An adaptive GLNPSO method for inventory replenishment supply chain problem with multiple-warehouse policy and budget consideration

Abstract

This paper presents an efficient computation tool for a multiple-warehouse inventory replenishment lot-sizing problem with supplier selection, quantity discounts, and budget constraint. The cost model of the considered inventory replenishment issue is formulated as a mixed-integer nonlinear programming (MINLP) problem. With the proposed MINLP problem being an NP-hard problem, the MINLP cost model was optimized by using a novel global–local neighbor particle swarm optimization algorithm (TPAGLNPSO), inspired by two-phase self-adaptive inertia weight and improved constraint-handling technique.

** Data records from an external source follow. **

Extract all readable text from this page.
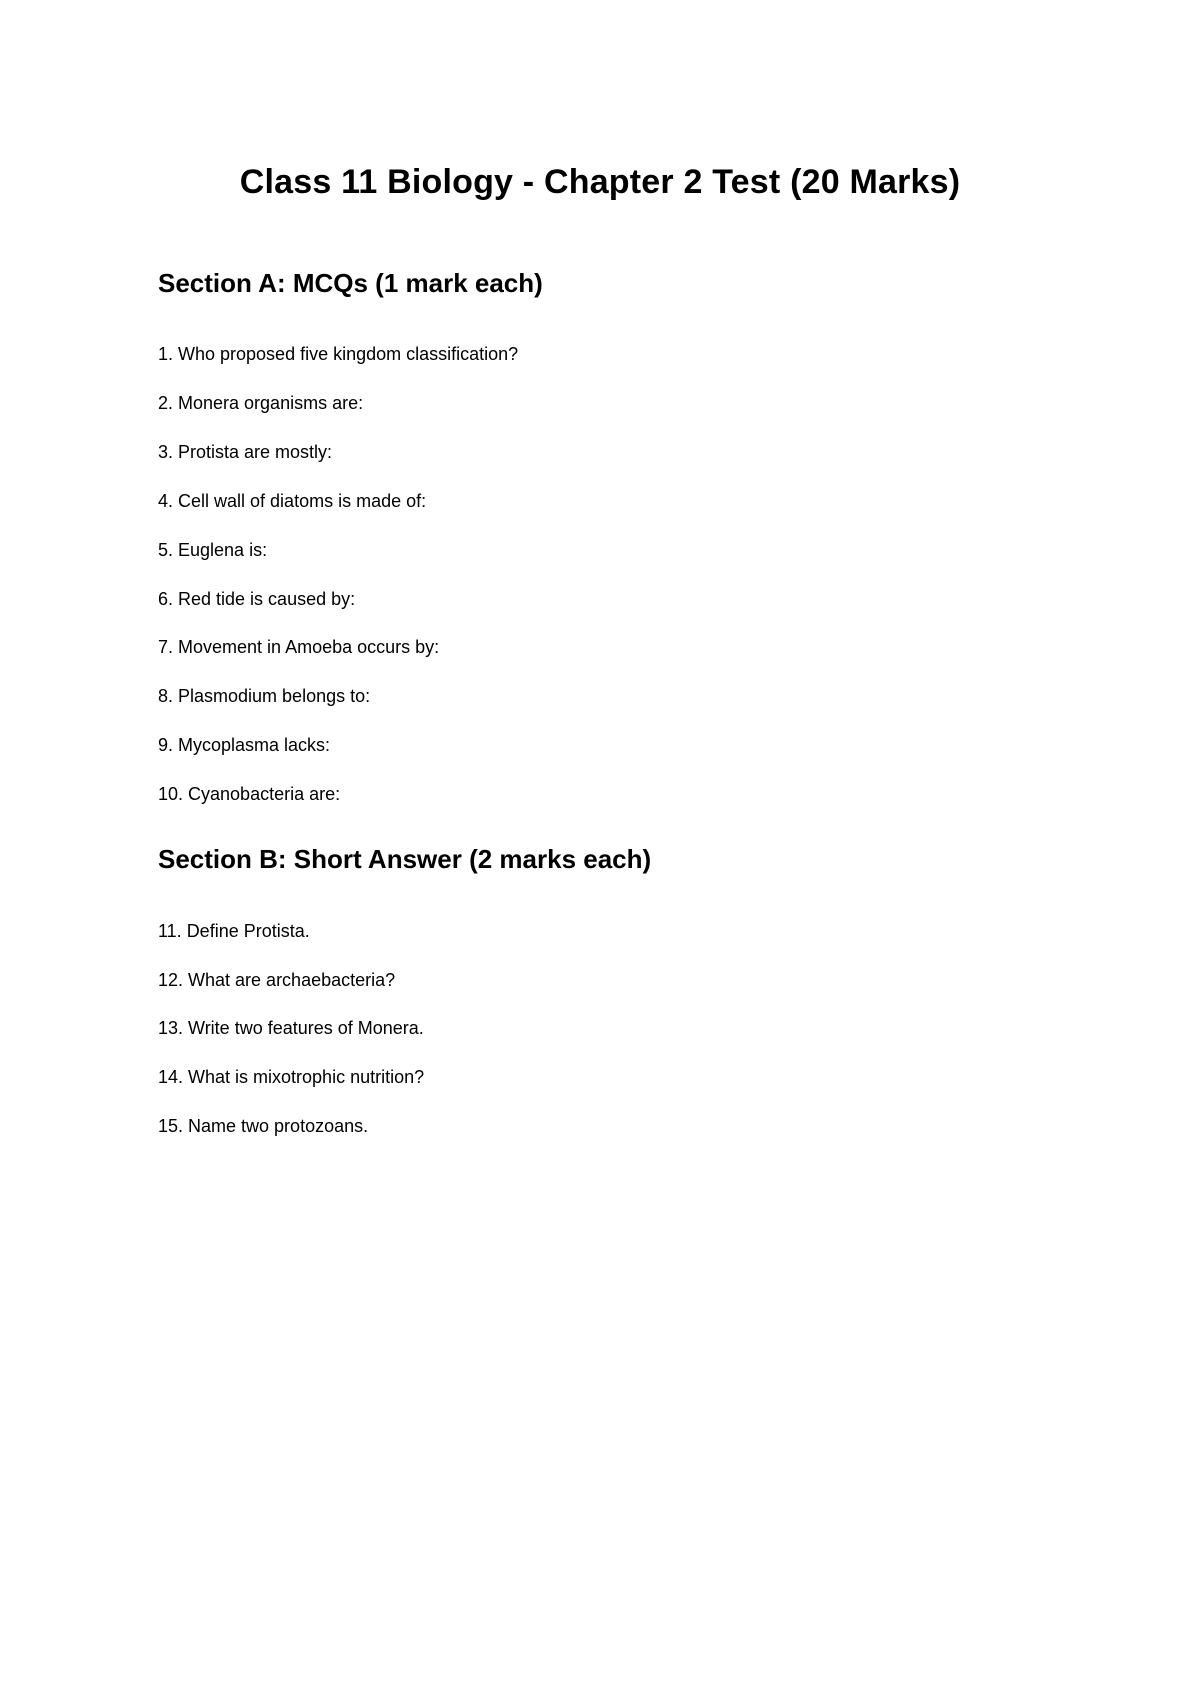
Class 11 Biology - Chapter 2 Test (20 Marks)
Section A: MCQs (1 mark each)

1. Who proposed five kingdom classification?

2. Monera organisms are:

3. Protista are mostly:

4. Cell wall of diatoms is made of:

5. Euglena is:

6. Red tide is caused by:

7. Movement in Amoeba occurs by:

8. Plasmodium belongs to:

9. Mycoplasma lacks:

10. Cyanobacteria are:

Section B: Short Answer (2 marks each)

11. Define Protista.

12. What are archaebacteria?

13. Write two features of Monera.

14. What is mixotrophic nutrition?

15. Name two protozoans.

Apart from introducing the velocity index to switch the search scheme from exploration to exploitation, the constraint-handling technique was utilized to guide and guarantee the particle search toward undiscovered regions in the solution space. The stability analysis for the proposed novel TPAGLNPSO was also conducted using the stochastic process theorem. The corresponding parameter selection ranges were obtained based on the convergent conditions. Finally, eight industry cases were provided as examples to evaluate the performance of the proposed TPAGLNPSO method, after which a sensitivity analysis for the MINLP cost model was performed. The results demonstrate the competitive performance of the proposed TPAGLNPSO optimizer in terms of solution quality (with near-optimal results) than the optimal solutions obtained from Lingo software and computational effort (CPU time). Such findings can provide practitioners marginal insights into the effective management of the supply chain inventory replenishment problem.